Security is a priority. Using the NPAPI wasn’t best for users. This was also a chance to make a protocol that was secure by default.
To make WebRTC happen Google acquired and Open Sourced the components we had used before. On2 was acquired for it’s video technology and Global IP Solutions for its RTC technology. I was in charge of the effort of acquiring GIPS. We got to work combining these and making them easy to use in and outside the browser.
Standardizing WebRTC was something we really wanted to do, but not something I had done before nor anyone on our immediate team. For this we were really fortunate to have Harald Alvestrand at Google. He had done extensive work in the IETF already and started the WebRTC standardization process.
In summer 2010 an informal lunch was scheduled in Maastricht. Developers from many companies came together to discuss what WebRTC should be. The lunch had engineers from Google, Cisco, Ericsson, Skype, Mozilla, Linden Labs and more.

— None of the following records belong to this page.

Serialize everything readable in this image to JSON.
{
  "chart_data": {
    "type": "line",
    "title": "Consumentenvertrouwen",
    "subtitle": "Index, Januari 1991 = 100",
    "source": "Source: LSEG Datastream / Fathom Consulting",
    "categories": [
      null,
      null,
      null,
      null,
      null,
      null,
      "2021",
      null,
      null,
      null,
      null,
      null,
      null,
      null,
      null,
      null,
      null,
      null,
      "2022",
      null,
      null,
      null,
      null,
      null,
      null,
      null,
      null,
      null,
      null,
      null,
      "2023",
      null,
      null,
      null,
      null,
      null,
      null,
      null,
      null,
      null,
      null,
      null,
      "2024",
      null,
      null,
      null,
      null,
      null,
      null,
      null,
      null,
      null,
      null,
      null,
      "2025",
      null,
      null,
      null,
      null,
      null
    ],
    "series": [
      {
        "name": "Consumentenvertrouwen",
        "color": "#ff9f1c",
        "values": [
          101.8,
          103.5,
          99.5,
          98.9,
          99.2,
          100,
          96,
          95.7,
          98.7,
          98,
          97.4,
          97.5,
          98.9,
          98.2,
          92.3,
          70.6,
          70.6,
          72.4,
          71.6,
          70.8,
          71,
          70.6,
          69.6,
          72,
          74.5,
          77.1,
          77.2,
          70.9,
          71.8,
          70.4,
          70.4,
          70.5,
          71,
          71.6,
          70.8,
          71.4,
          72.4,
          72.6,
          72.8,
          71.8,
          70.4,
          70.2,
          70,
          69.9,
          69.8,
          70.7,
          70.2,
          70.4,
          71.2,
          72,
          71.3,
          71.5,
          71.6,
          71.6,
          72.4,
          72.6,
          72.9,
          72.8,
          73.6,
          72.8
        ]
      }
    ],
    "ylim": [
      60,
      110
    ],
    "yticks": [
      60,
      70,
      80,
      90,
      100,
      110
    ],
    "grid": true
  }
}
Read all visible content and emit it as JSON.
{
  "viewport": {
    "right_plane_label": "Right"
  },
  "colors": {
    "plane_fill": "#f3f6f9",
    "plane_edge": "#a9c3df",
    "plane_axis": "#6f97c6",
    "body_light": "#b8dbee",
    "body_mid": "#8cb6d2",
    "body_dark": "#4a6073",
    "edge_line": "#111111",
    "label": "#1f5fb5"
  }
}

You can find the full attendance and presenter slides on rtc-web.alvestrand.com.
Skype also provided some great guidance because of the work they had done with Opus in the IETF.
Standing on the shoulders of giants #
When working in the IETF you are extending the work that has come before you. With WebRTC we were lucky that so many things existed. We didn’t have to take on every problem because they already were solved. If you don’t like the pre-existing technology it can be frustrating though. There has to be a pretty big reason to disregard existing work, so rolling your own isn’t an option.
We also consciously didn’t attempt to re-standardize things like signaling. This had already been solved with SIP and other non-IETF efforts, and it felt like it could end up being very political. In the end it just didn’t feel like there was much value to add to the space.
I didn’t stay as involved in standardization as Justin and Harald, but I enjoyed my time doing it. I was more excited about returning to building things for users.
The future #
WebRTC is in a great place today. There are lots of iterative changes happening, but nothing in particular I have been working on.
I am most excited about what cloud computing can do for communication. Using advanced algorithms we can remove background noise from a call and make communication possible where it wasn’t before. We are also seeing WebRTC extend far beyond communications… Who knew that it would be powering cloud based gaming 9 years later? All of this wouldn’t be possible without the foundation of WebRTC.